I have this simple program in which I want to concatenate two char pointers using memcpy, but I get access violation writing location on the memcpy line. Why is this happening and what could be done to make it work? Thanks.

char *first = new char[20], *second="world!"; 
printf("first: ");
scanf("%s",&first);
memcpy(first,second,strlen(second)+1);
printf ("Result: %s, %d \n", first);

Hi,

I am not a C++ expert, but I think that when you call scanf you must pass a pointer. The problem is that first is a pointer to char (that is the right parameter), but you are passing a pointer to pointer to char.
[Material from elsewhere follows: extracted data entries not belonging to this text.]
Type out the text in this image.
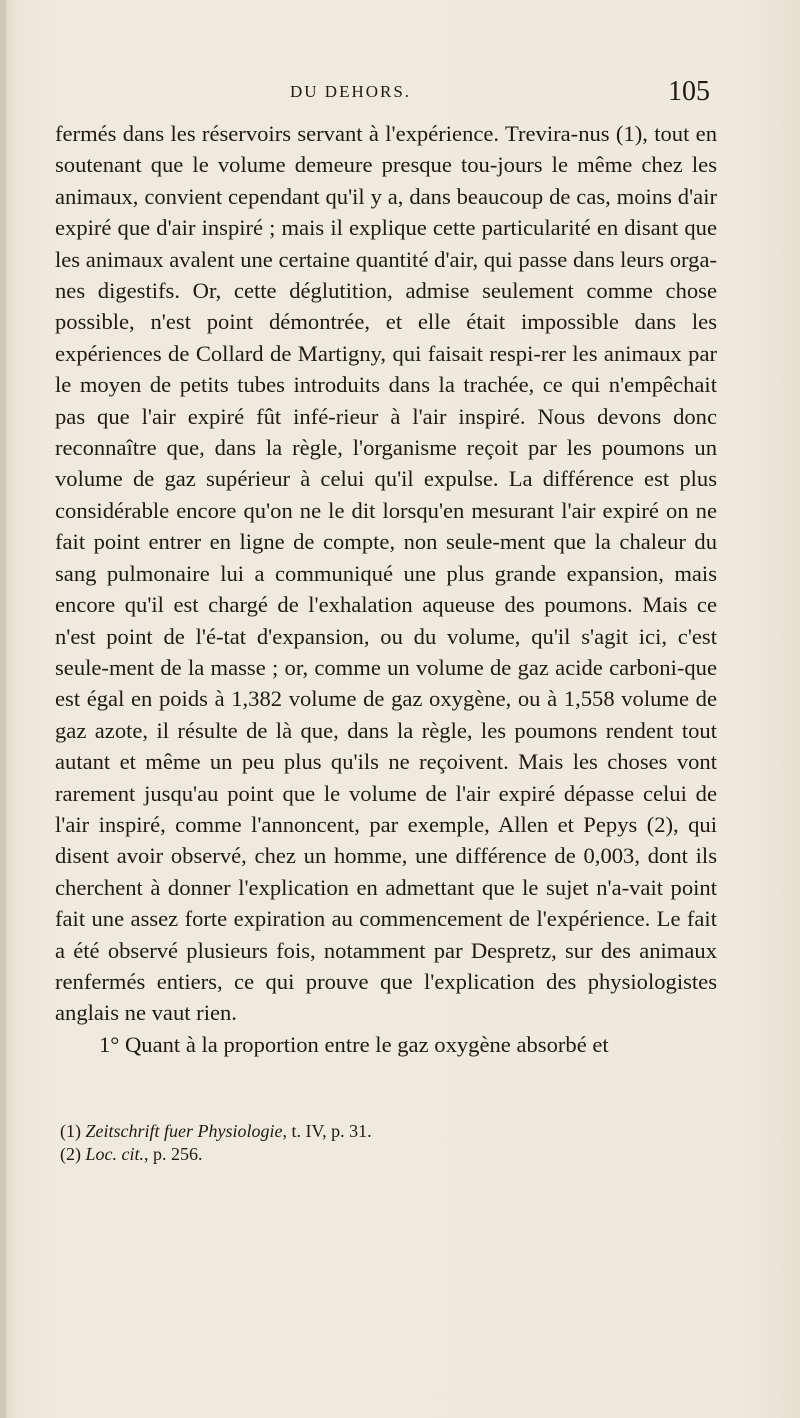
DU DEHORS.	105

fermés dans les réservoirs servant à l'expérience. Trevira-nus (1), tout en soutenant que le volume demeure presque tou-jours le même chez les animaux, convient cependant qu'il y a, dans beaucoup de cas, moins d'air expiré que d'air inspiré ; mais il explique cette particularité en disant que les animaux avalent une certaine quantité d'air, qui passe dans leurs orga-nes digestifs. Or, cette déglutition, admise seulement comme chose possible, n'est point démontrée, et elle était impossible dans les expériences de Collard de Martigny, qui faisait respi-rer les animaux par le moyen de petits tubes introduits dans la trachée, ce qui n'empêchait pas que l'air expiré fût infé-rieur à l'air inspiré. Nous devons donc reconnaître que, dans la règle, l'organisme reçoit par les poumons un volume de gaz supérieur à celui qu'il expulse. La différence est plus considérable encore qu'on ne le dit lorsqu'en mesurant l'air expiré on ne fait point entrer en ligne de compte, non seule-ment que la chaleur du sang pulmonaire lui a communiqué une plus grande expansion, mais encore qu'il est chargé de l'exhalation aqueuse des poumons. Mais ce n'est point de l'é-tat d'expansion, ou du volume, qu'il s'agit ici, c'est seule-ment de la masse ; or, comme un volume de gaz acide carboni-que est égal en poids à 1,382 volume de gaz oxygène, ou à 1,558 volume de gaz azote, il résulte de là que, dans la règle, les poumons rendent tout autant et même un peu plus qu'ils ne reçoivent. Mais les choses vont rarement jusqu'au point que le volume de l'air expiré dépasse celui de l'air inspiré, comme l'annoncent, par exemple, Allen et Pepys (2), qui disent avoir observé, chez un homme, une différence de 0,003, dont ils cherchent à donner l'explication en admettant que le sujet n'a-vait point fait une assez forte expiration au commencement de l'expérience. Le fait a été observé plusieurs fois, notamment par Despretz, sur des animaux renfermés entiers, ce qui prouve que l'explication des physiologistes anglais ne vaut rien.

1° Quant à la proportion entre le gaz oxygène absorbé et

(1) Zeitschrift fuer Physiologie, t. IV, p. 31.
(2) Loc. cit., p. 256.
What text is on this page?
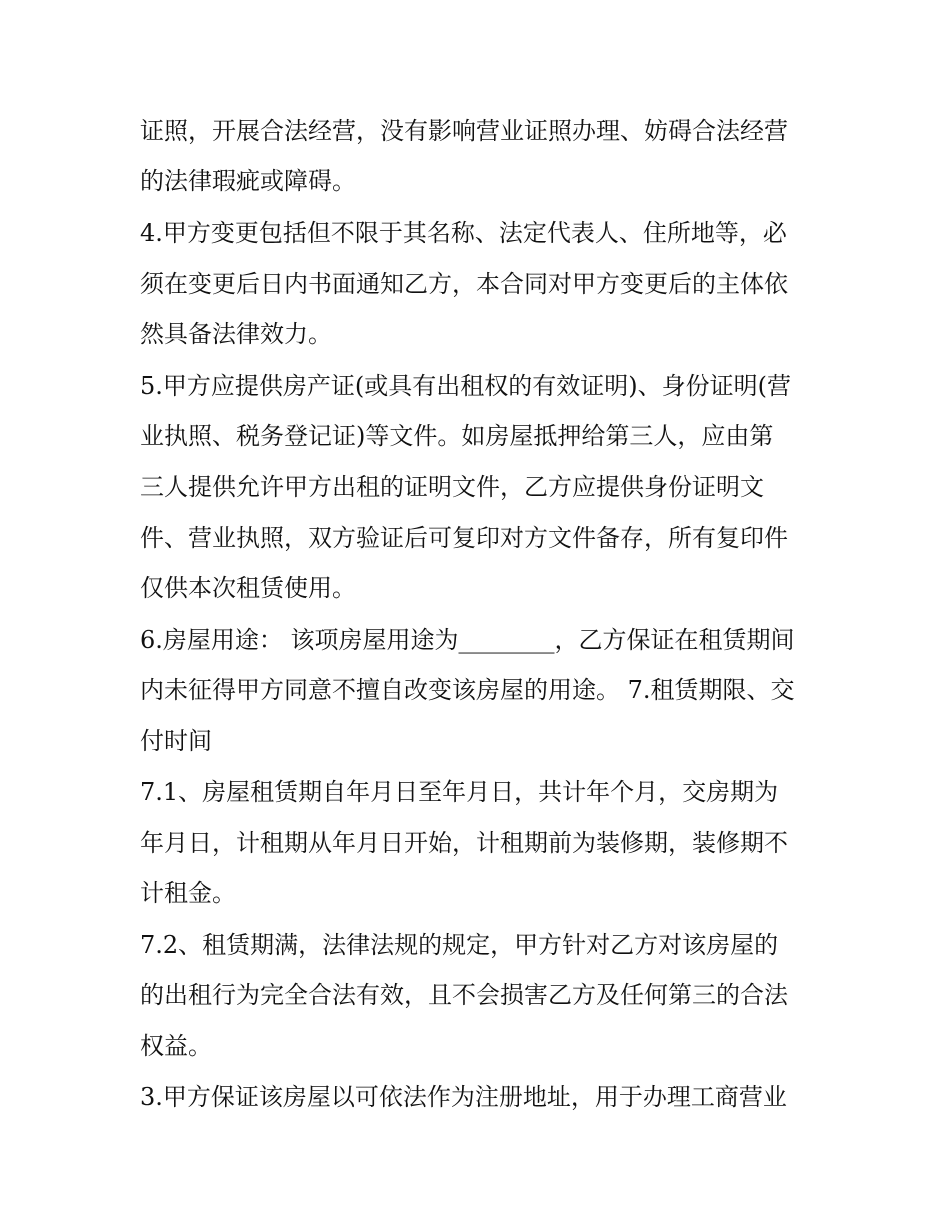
证照，开展合法经营，没有影响营业证照办理、妨碍合法经营
的法律瑕疵或障碍。
4.甲方变更包括但不限于其名称、法定代表人、住所地等，必
须在变更后日内书面通知乙方，本合同对甲方变更后的主体依
然具备法律效力。
5.甲方应提供房产证(或具有出租权的有效证明)、身份证明(营
业执照、税务登记证)等文件。如房屋抵押给第三人，应由第
三人提供允许甲方出租的证明文件，乙方应提供身份证明文
件、营业执照，双方验证后可复印对方文件备存，所有复印件
仅供本次租赁使用。
6.房屋用途： 该项房屋用途为________，乙方保证在租赁期间
内未征得甲方同意不擅自改变该房屋的用途。 7.租赁期限、交
付时间
7.1、房屋租赁期自年月日至年月日，共计年个月，交房期为
年月日，计租期从年月日开始，计租期前为装修期，装修期不
计租金。
7.2、租赁期满，法律法规的规定，甲方针对乙方对该房屋的
的出租行为完全合法有效，且不会损害乙方及任何第三的合法
权益。
3.甲方保证该房屋以可依法作为注册地址，用于办理工商营业
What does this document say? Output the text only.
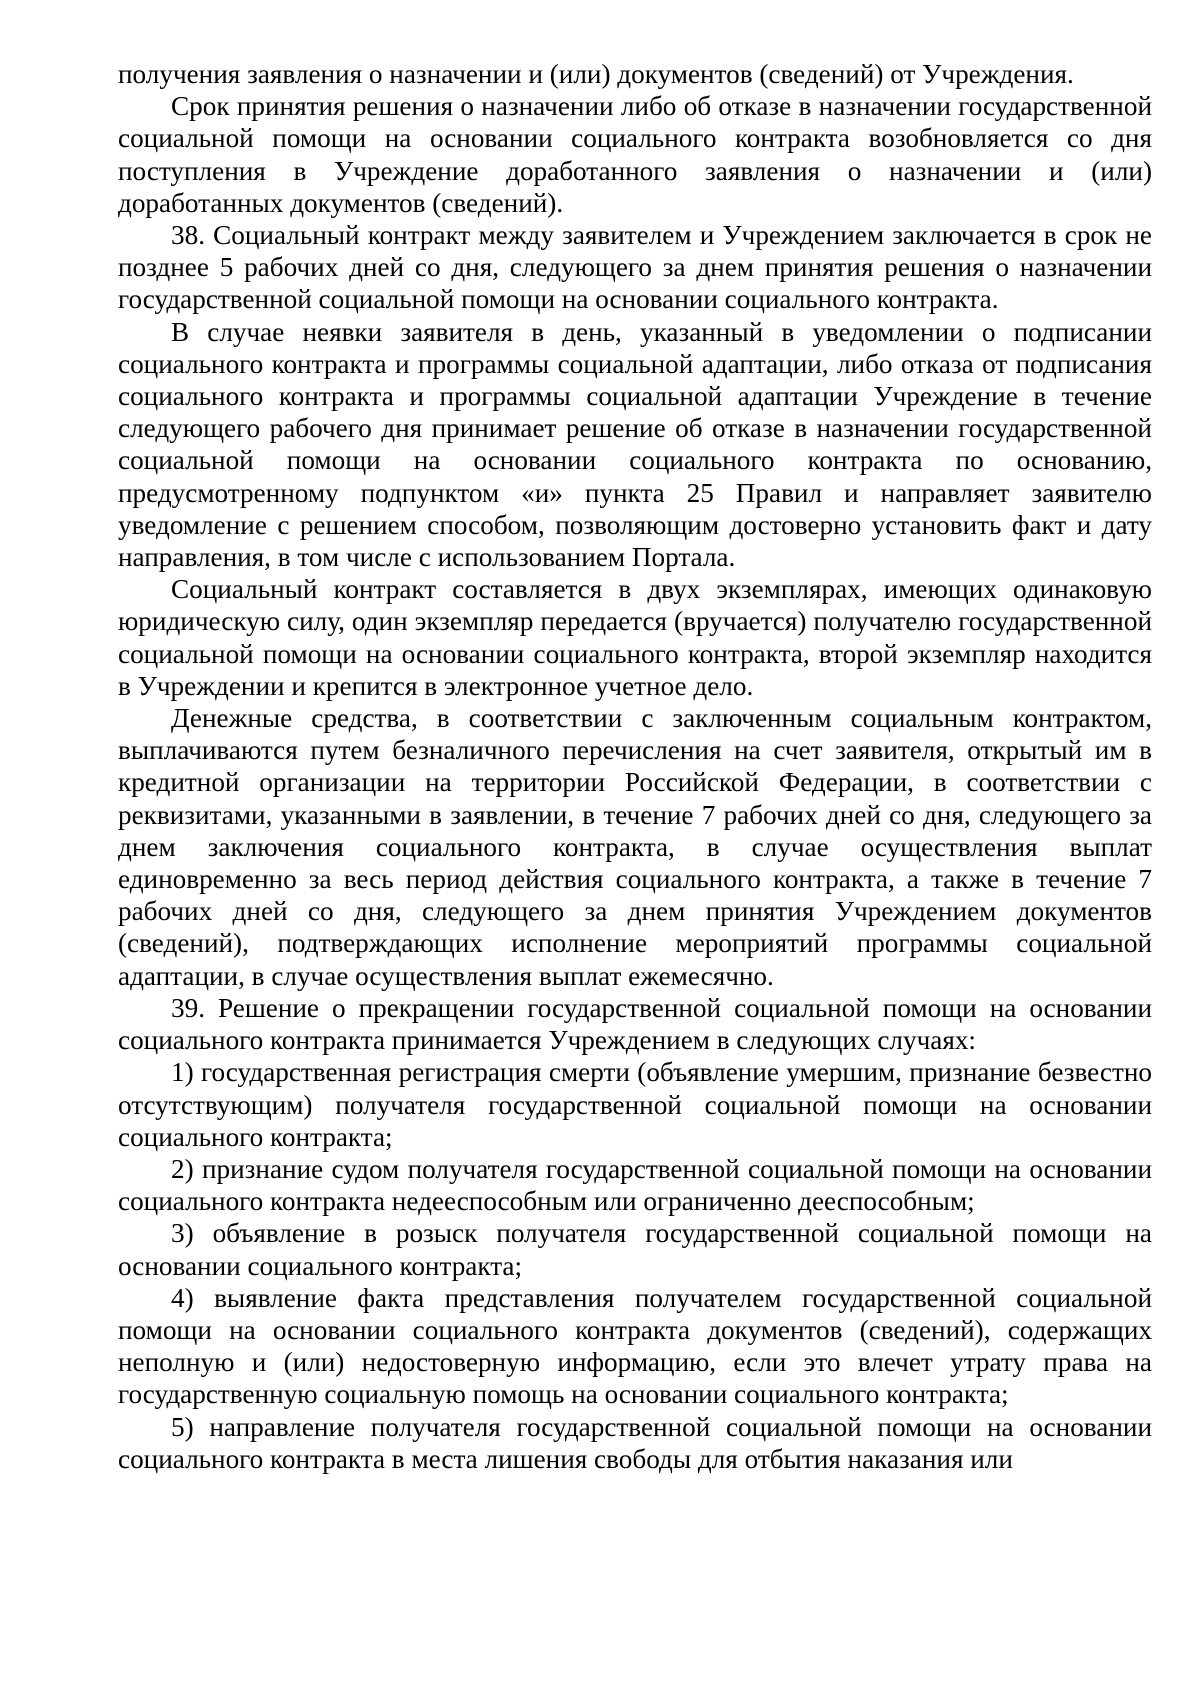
получения заявления о назначении и (или) документов (сведений) от Учреждения.

Срок принятия решения о назначении либо об отказе в назначении государственной социальной помощи на основании социального контракта возобновляется со дня поступления в Учреждение доработанного заявления о назначении и (или) доработанных документов (сведений).

38. Социальный контракт между заявителем и Учреждением заключается в срок не позднее 5 рабочих дней со дня, следующего за днем принятия решения о назначении государственной социальной помощи на основании социального контракта.

В случае неявки заявителя в день, указанный в уведомлении о подписании социального контракта и программы социальной адаптации, либо отказа от подписания социального контракта и программы социальной адаптации Учреждение в течение следующего рабочего дня принимает решение об отказе в назначении государственной социальной помощи на основании социального контракта по основанию, предусмотренному подпунктом «и» пункта 25 Правил и направляет заявителю уведомление с решением способом, позволяющим достоверно установить факт и дату направления, в том числе с использованием Портала.

Социальный контракт составляется в двух экземплярах, имеющих одинаковую юридическую силу, один экземпляр передается (вручается) получателю государственной социальной помощи на основании социального контракта, второй экземпляр находится в Учреждении и крепится в электронное учетное дело.

Денежные средства, в соответствии с заключенным социальным контрактом, выплачиваются путем безналичного перечисления на счет заявителя, открытый им в кредитной организации на территории Российской Федерации, в соответствии с реквизитами, указанными в заявлении, в течение 7 рабочих дней со дня, следующего за днем заключения социального контракта, в случае осуществления выплат единовременно за весь период действия социального контракта, а также в течение 7 рабочих дней со дня, следующего за днем принятия Учреждением документов (сведений), подтверждающих исполнение мероприятий программы социальной адаптации, в случае осуществления выплат ежемесячно.

39. Решение о прекращении государственной социальной помощи на основании социального контракта принимается Учреждением в следующих случаях:

1) государственная регистрация смерти (объявление умершим, признание безвестно отсутствующим) получателя государственной социальной помощи на основании социального контракта;

2) признание судом получателя государственной социальной помощи на основании социального контракта недееспособным или ограниченно дееспособным;

3) объявление в розыск получателя государственной социальной помощи на основании социального контракта;

4) выявление факта представления получателем государственной социальной помощи на основании социального контракта документов (сведений), содержащих неполную и (или) недостоверную информацию, если это влечет утрату права на государственную социальную помощь на основании социального контракта;

5) направление получателя государственной социальной помощи на основании социального контракта в места лишения свободы для отбытия наказания или
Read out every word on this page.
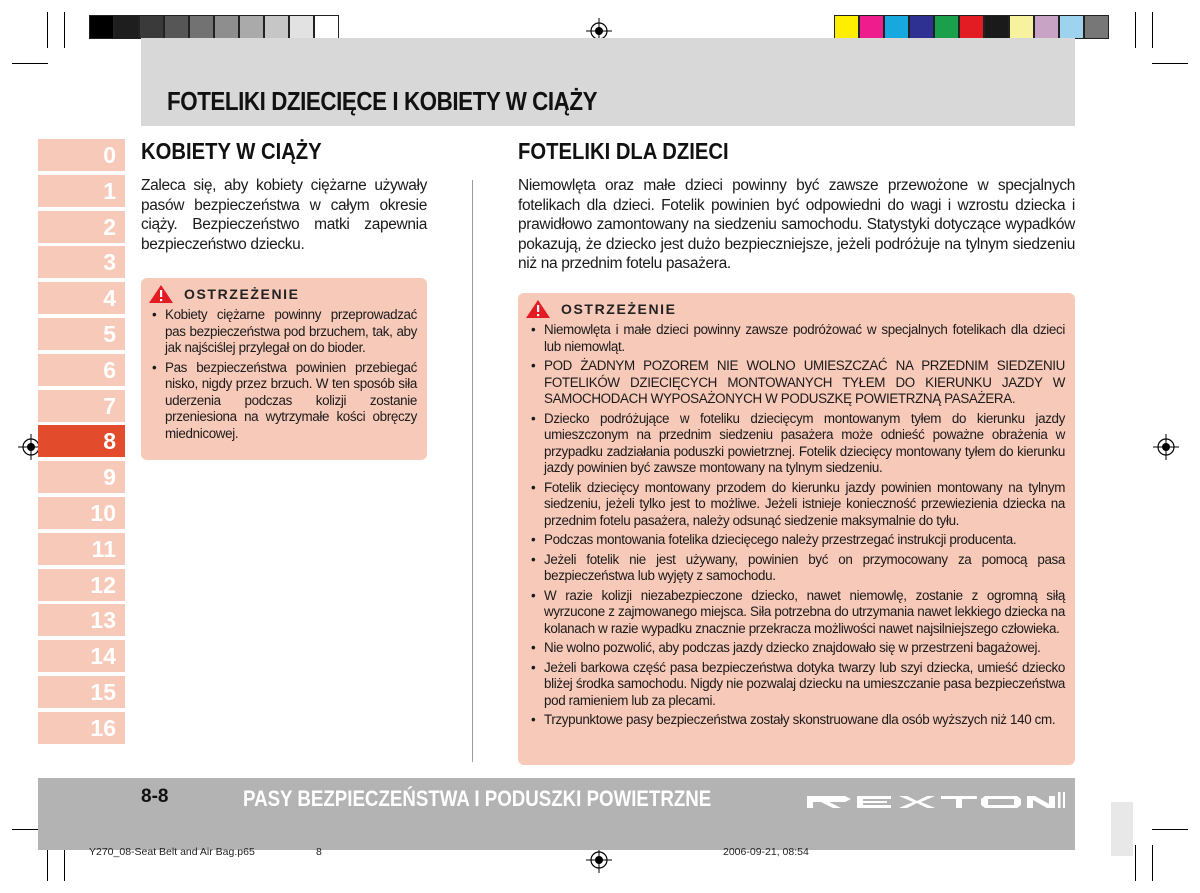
FOTELIKI DZIECIĘCE I KOBIETY W CIĄŻY
0
1
2
3
4
5
6
7
8
9
10
11
12
13
14
15
16
KOBIETY W CIĄŻY
Zaleca się, aby kobiety ciężarne używały pasów bezpieczeństwa w całym okresie ciąży. Bezpieczeństwo matki zapewnia bezpieczeństwo dziecku.
OSTRZEŻENIE
• Kobiety ciężarne powinny przeprowadzać pas bezpieczeństwa pod brzuchem, tak, aby jak najściślej przylegał on do bioder.
• Pas bezpieczeństwa powinien przebiegać nisko, nigdy przez brzuch. W ten sposób siła uderzenia podczas kolizji zostanie przeniesiona na wytrzymałe kości obręczy miednicowej.
FOTELIKI DLA DZIECI
Niemowlęta oraz małe dzieci powinny być zawsze przewożone w specjalnych fotelikach dla dzieci. Fotelik powinien być odpowiedni do wagi i wzrostu dziecka i prawidłowo zamontowany na siedzeniu samochodu. Statystyki dotyczące wypadków pokazują, że dziecko jest dużo bezpieczniejsze, jeżeli podróżuje na tylnym siedzeniu niż na przednim fotelu pasażera.
OSTRZEŻENIE
• Niemowlęta i małe dzieci powinny zawsze podróżować w specjalnych fotelikach dla dzieci lub niemowląt.
• POD ŻADNYM POZOREM NIE WOLNO UMIESZCZAĆ NA PRZEDNIM SIEDZENIU FOTELIKÓW DZIECIĘCYCH MONTOWANYCH TYŁEM DO KIERUNKU JAZDY W SAMOCHODACH WYPOSAŻONYCH W PODUSZKĘ POWIETRZNĄ PASAŻERA.
• Dziecko podróżujące w foteliku dziecięcym montowanym tyłem do kierunku jazdy umieszczonym na przednim siedzeniu pasażera może odnieść poważne obrażenia w przypadku zadziałania poduszki powietrznej. Fotelik dziecięcy montowany tyłem do kierunku jazdy powinien być zawsze montowany na tylnym siedzeniu.
• Fotelik dziecięcy montowany przodem do kierunku jazdy powinien montowany na tylnym siedzeniu, jeżeli tylko jest to możliwe. Jeżeli istnieje konieczność przewiezienia dziecka na przednim fotelu pasażera, należy odsunąć siedzenie maksymalnie do tyłu.
• Podczas montowania fotelika dziecięcego należy przestrzegać instrukcji producenta.
• Jeżeli fotelik nie jest używany, powinien być on przymocowany za pomocą pasa bezpieczeństwa lub wyjęty z samochodu.
• W razie kolizji niezabezpieczone dziecko, nawet niemowlę, zostanie z ogromną siłą wyrzucone z zajmowanego miejsca. Siła potrzebna do utrzymania nawet lekkiego dziecka na kolanach w razie wypadku znacznie przekracza możliwości nawet najsilniejszego człowieka.
• Nie wolno pozwolić, aby podczas jazdy dziecko znajdowało się w przestrzeni bagażowej.
• Jeżeli barkowa część pasa bezpieczeństwa dotyka twarzy lub szyi dziecka, umieść dziecko bliżej środka samochodu. Nigdy nie pozwalaj dziecku na umieszczanie pasa bezpieczeństwa pod ramieniem lub za plecami.
• Trzypunktowe pasy bezpieczeństwa zostały skonstruowane dla osób wyższych niż 140 cm.
8-8	PASY BEZPIECZEŃSTWA I PODUSZKI POWIETRZNE
Y270_08-Seat Belt and Air Bag.p65	8	2006-09-21, 08:54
When you call scanf to get a string you should not use &. The name of the array is itself a pointer.

Cheers.

line 2: what do you expect prinitf() will display? first is just an ininitiaolized array of random caracters which may or may not contain '\0' which printf() looks for to find the end of the array.

line 4: what will happen if I enter more than 15 characters on line 3? Answer: the program will crash because memcpy will copy the last few characters outside the bounds of the array.

line 5: too few parameters to printf().

Hi,
Ancient Dragon, you have detected some errors, but, forgive me if I am wrong, in line 2:
"first: "
Is a literal string that contains the name of a variable, but it is not the variable.
Please, forgive my mistakes.

Yes, you are right -- line 2 jut prints a literal string.